Robb indicated shortly after he was confirmed for the general counsel job last year that he wants to reconsider the Obama-era joint employment test. A Republican-majority board briefly reverted to a more limited standard in December, but that decision was later scrapped because of conflict-of-interest concerns stemming from Member William Emanuel’s (R) participation in the case.

Emanuel’s former law firm, Littler Mendelson, represents a staffing firm in Browning-Ferris Industries, the case in which the Obama board widened the joint employment test. NLRB Inspector General David Berry said Emanuel should have sat out Hy-Brand Industrial Contractors, the case the board used to try to overturn Browning-Ferris late last year.

NLRB attorney Alex Ortiz urged Esposito to approve the settlement.

Long Time Coming

Esposito, who would have to approve the settlement for it to be effective, didn’t tip her hand during the three-hour hearing.

The judge said she isn’t sure the joint employment question needs to be answered. She noted that the workers didn’t demand to collectively bargain with McDonald’s. Esposito also said the company and the franchisees were offering to compensate the workers for the alleged retaliation.

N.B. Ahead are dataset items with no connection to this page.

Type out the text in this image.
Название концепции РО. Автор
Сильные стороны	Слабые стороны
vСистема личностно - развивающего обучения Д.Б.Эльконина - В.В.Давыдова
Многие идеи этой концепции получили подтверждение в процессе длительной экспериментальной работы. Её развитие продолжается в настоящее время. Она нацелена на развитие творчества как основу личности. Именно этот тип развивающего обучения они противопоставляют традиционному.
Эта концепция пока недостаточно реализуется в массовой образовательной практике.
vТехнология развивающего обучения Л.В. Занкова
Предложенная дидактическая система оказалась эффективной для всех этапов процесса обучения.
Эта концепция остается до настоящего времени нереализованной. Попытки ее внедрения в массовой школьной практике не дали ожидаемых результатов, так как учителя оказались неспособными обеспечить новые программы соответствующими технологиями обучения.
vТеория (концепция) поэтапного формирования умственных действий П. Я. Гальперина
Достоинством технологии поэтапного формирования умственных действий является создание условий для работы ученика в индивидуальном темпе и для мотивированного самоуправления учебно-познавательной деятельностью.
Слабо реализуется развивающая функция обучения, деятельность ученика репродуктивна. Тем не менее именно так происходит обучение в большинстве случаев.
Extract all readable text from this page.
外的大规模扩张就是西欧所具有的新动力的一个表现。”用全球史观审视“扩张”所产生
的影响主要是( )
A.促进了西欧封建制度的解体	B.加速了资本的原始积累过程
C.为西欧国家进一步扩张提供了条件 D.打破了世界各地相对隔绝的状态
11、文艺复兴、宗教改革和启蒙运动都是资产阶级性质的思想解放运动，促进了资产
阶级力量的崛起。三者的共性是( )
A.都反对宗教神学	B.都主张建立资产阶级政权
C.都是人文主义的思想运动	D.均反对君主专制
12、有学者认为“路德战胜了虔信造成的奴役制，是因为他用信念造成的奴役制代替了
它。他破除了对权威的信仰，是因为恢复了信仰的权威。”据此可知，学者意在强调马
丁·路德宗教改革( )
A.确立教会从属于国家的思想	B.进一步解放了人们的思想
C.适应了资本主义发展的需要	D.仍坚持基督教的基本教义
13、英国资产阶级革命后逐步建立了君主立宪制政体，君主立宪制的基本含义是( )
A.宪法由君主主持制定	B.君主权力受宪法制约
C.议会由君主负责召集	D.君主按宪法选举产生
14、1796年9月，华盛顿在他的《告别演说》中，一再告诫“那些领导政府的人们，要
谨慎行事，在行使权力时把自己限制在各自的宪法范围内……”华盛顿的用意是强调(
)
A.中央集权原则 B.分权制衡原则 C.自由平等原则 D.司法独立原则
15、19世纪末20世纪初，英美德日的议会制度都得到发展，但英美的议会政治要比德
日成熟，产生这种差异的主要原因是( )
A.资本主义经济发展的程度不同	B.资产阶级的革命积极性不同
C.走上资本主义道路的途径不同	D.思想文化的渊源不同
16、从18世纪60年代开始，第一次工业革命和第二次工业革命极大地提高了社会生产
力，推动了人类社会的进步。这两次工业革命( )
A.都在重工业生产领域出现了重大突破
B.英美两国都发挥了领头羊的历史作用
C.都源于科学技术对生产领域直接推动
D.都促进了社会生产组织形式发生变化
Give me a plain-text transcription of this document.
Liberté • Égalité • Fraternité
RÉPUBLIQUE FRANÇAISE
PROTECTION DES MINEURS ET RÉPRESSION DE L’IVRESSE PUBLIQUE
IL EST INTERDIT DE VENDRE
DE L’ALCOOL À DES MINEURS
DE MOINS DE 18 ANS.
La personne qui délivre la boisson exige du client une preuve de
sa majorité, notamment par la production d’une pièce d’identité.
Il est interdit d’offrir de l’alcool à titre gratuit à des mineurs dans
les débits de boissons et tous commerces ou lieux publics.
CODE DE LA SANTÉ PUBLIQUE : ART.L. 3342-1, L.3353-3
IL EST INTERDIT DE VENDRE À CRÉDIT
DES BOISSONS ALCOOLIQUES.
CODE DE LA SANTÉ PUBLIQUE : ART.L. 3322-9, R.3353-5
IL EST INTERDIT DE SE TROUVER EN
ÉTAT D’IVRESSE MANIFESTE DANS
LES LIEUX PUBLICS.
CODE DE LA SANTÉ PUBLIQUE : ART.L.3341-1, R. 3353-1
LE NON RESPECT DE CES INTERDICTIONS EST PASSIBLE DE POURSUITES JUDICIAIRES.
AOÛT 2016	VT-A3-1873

Goldsmith, the McDonald’s attorney, accused Fight for $15 of disregarding the interests of the workers who would be compensated under the settlement. He said those workers would have to wait “years” to be compensated, if at all, if the settlement isn’t approved.

But Esposito also expressed skepticism about the company and NLRB’s assertion that the settlement would help avoid wasting government resources on continuing the trial. She said the trial had already spanned some 100 days and was a “week or a week-and-a-half” from being completed.

“You’ve been exhausting agency resources for three years now,” Esposito said.